Bahkan saat Anifta masuk dalam jajaran first team, bagi dia adalah bonus dari sekian lama perjuangan dilakukan. “Enggak kebayang bisa masuk first team,,” ujar Anifta.
Terpilih jadi first team adalah tantang bagi dia. Anifta harus merasakan bagaimana bertanding dan bertemu atlit hebat dari berbagai kota saat DBL Camp mendatang.
Cewek yang duduk di kelas XI Jurusan Pemasaran ini sangat berterima kasih untuk orang tuanya yang selalu mendukung. “Main maksimal ya mbak. Semoga enggak ada yang cidera dan bisa menang.
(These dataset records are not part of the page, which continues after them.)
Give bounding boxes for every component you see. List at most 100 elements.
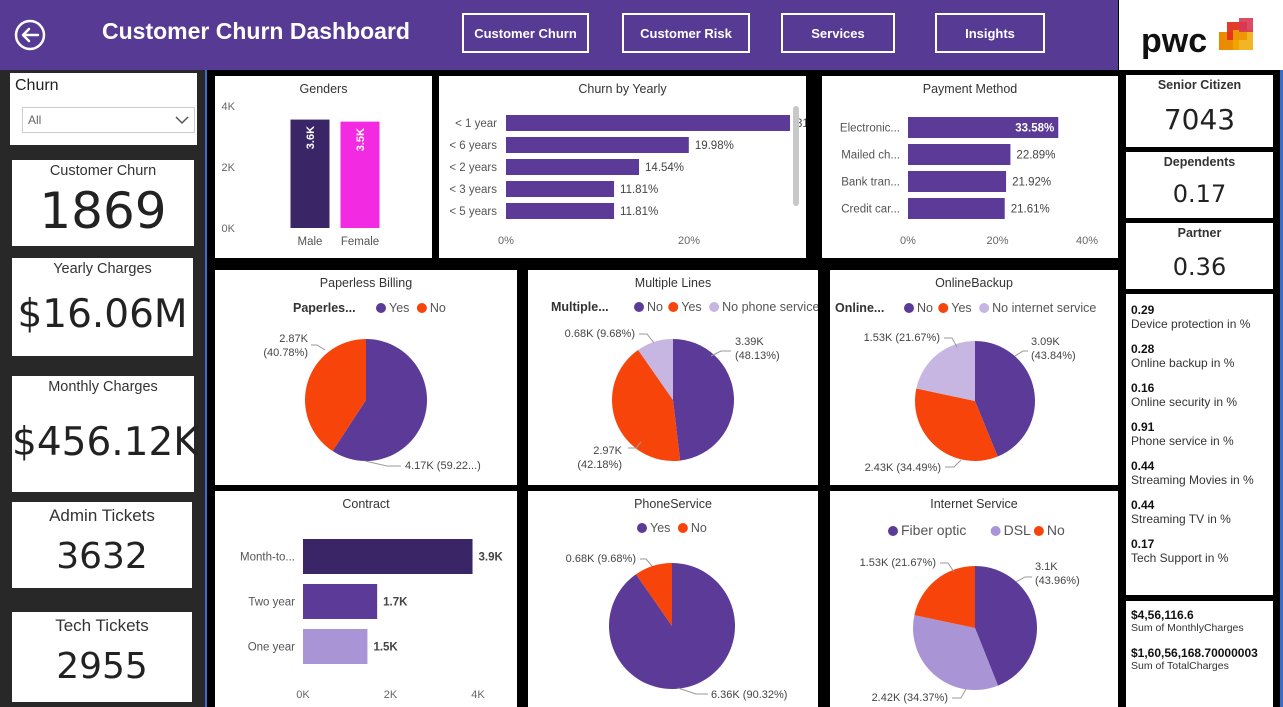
pie-data-label: 2.87K [279, 333, 308, 345]
bar [506, 203, 615, 219]
kpi-value: 3632 [56, 536, 148, 577]
nav-button-insights[interactable]: Insights [935, 13, 1045, 53]
metric-value: 0.28 [1131, 342, 1155, 356]
legend-label: No [917, 301, 933, 315]
legend-label: No [1047, 522, 1065, 538]
churn-filter-label: Churn [15, 77, 59, 94]
category-label: < 2 years [449, 162, 497, 174]
legend-title: Paperles... [293, 301, 356, 315]
leader-line [677, 687, 708, 695]
sum-item: $1,60,56,168.70000003 Sum of TotalCharges [1131, 646, 1258, 672]
metric-value: 0.91 [1131, 420, 1155, 434]
bar-data-label: 22.89% [1016, 150, 1055, 162]
category-label: < 1 year [455, 118, 497, 130]
nav-button-customer-churn[interactable]: Customer Churn [462, 13, 589, 53]
scrollbar[interactable] [793, 106, 799, 206]
legend-label: No internet service [992, 301, 1096, 315]
legend-marker [677, 523, 688, 533]
back-arrow-icon[interactable] [14, 19, 46, 51]
pie-data-label: 0.68K (9.68%) [566, 553, 636, 565]
sum-label: Sum of MonthlyCharges [1131, 622, 1244, 634]
churn-filter-dropdown[interactable]: All [22, 107, 195, 133]
page-title: Customer Churn Dashboard [102, 18, 410, 44]
x-tick-label: 40% [1076, 235, 1098, 247]
legend-label: Yes [389, 301, 409, 315]
pie-data-label: 3.09K [1031, 336, 1060, 348]
metric-label: Device protection in % [1131, 317, 1251, 331]
x-tick-label: 20% [678, 235, 700, 247]
internet-service-svg: Fiber optic DSL No 3.1K (43.96%) 2.42K (34.37… [860, 522, 1080, 704]
legend-title: Online... [835, 301, 884, 315]
nav-button-customer-risk[interactable]: Customer Risk [622, 13, 750, 53]
legend-marker [990, 526, 1001, 536]
kpi-tech-tickets: Tech Tickets 2955 [12, 612, 192, 702]
legend-marker [668, 302, 679, 312]
leader-line [364, 460, 401, 467]
churn-by-yearly-svg: < 1 year31.04%< 6 years19.98%< 2 years14… [449, 115, 806, 247]
left-panel: Churn All Customer Churn 1869 Yearly Cha… [0, 70, 207, 707]
legend-label: No [647, 300, 663, 314]
bar-data-label: 11.81% [620, 206, 658, 218]
totals-card: $4,56,116.6 Sum of MonthlyCharges $1,60,5… [1126, 601, 1273, 707]
nav-button-services[interactable]: Services [781, 13, 895, 53]
category-label: One year [248, 642, 295, 654]
payment-method-svg: Electronic... 33.58% Mailed ch... 22.89% Ban… [840, 117, 1098, 247]
bar [506, 159, 640, 175]
bar [506, 115, 791, 131]
metric-label: Online backup in % [1131, 356, 1235, 370]
pie-data-label: 3.39K [735, 336, 764, 348]
pie-data-label: 2.97K [593, 445, 622, 457]
metric-label: Tech Support in % [1131, 551, 1229, 565]
pie-data-label: 3.1K [1035, 561, 1058, 573]
category-label: < 6 years [449, 140, 497, 152]
metric-item: 0.44 Streaming Movies in % [1131, 459, 1254, 487]
y-tick-label: 2K [222, 162, 236, 174]
bar-data-label: 3.9K [479, 552, 504, 564]
y-tick-label: 0K [222, 223, 236, 235]
pie-data-label: 2.43K (34.49%) [865, 462, 941, 474]
category-label: Two year [248, 597, 295, 609]
bar-data-label: 3.5K [355, 128, 367, 151]
card-value: 0.36 [1172, 253, 1227, 281]
bar-data-label: 21.61% [1011, 204, 1050, 216]
bar-data-label: 11.81% [620, 184, 658, 196]
pie-slice [673, 339, 734, 461]
x-tick-label: 0K [296, 689, 310, 701]
metric-label: Streaming TV in % [1131, 512, 1231, 526]
legend-marker [637, 523, 647, 533]
legend-marker [979, 303, 990, 313]
svg-text:pwc: pwc [1141, 22, 1207, 60]
phone-service-svg: Yes No 6.36K (90.32%) 0.68K (9.68%) [566, 521, 788, 701]
kpi-label: Yearly Charges [53, 261, 152, 277]
leader-line [945, 459, 962, 468]
legend-label: No phone service [722, 300, 818, 314]
kpi-admin-tickets: Admin Tickets 3632 [12, 502, 192, 588]
x-tick-label: 2K [384, 689, 398, 701]
leader-line [639, 333, 655, 344]
kpi-value: 1869 [39, 182, 167, 240]
x-tick-label: 0% [900, 235, 916, 247]
card-label: Partner [1177, 226, 1222, 240]
metric-item: 0.16 Online security in % [1131, 381, 1237, 409]
leader-line [640, 558, 653, 567]
pwc-logo: pwc [1119, 0, 1283, 70]
bar-data-label: 21.92% [1012, 177, 1051, 189]
metric-item: 0.17 Tech Support in % [1131, 537, 1228, 565]
x-tick-label: 20% [986, 235, 1008, 247]
category-label: < 5 years [449, 206, 497, 218]
y-tick-label: 4K [222, 101, 236, 113]
category-label: Mailed ch... [841, 150, 900, 162]
card-value: 7043 [1163, 103, 1236, 136]
contract-chart: Contract Month-to... 3.9K Two year 1.7K One … [215, 491, 517, 707]
metric-item: 0.29 Device protection in % [1131, 303, 1250, 331]
multiple-lines-chart: Multiple Lines Multiple... No Yes No phone … [528, 270, 818, 485]
payment-method-chart: Payment Method Electronic... 33.58% Mailed… [822, 76, 1118, 258]
card-label: Senior Citizen [1157, 78, 1242, 92]
metric-value: 0.44 [1131, 498, 1155, 512]
metric-value: 0.17 [1131, 537, 1155, 551]
kpi-value: $456.12K [12, 420, 199, 465]
legend-marker [634, 302, 644, 312]
senior-citizen-card: Senior Citizen 7043 [1126, 75, 1273, 147]
header-bar: Customer Churn Dashboard Customer Churn … [0, 0, 1118, 70]
pie-data-label: (48.13%) [735, 350, 780, 362]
Jangan pulang malem-malem,” kenang Anifta mengingat pesan yang selalu disampaikan ibunya.
Anak pertama tiga bersaudara ini sempat down saat mendengar pendapat bahwa timnya “bejo” bisa masuk babak final. Tapi motivasi sang pelatih, Yanu dan dukungan teman-temannya makin menguatkan tekadnya untuk membuktikan, bahwa timnya memang layak masuk final karena kualitas permainan. “Aku termasuk orang yang gampang down, apalagi aku ngerasa kemampuanku masih belum ada apa-apanya,” ujar Anifta merendah.
Katanya, dalam bermain basket yang di pikirannya hanya fokus dan enggak meremehkan lawan. Menurutnya, sikap sederhana akan membuat dia bisa bermain maksimal. (val/man/ong)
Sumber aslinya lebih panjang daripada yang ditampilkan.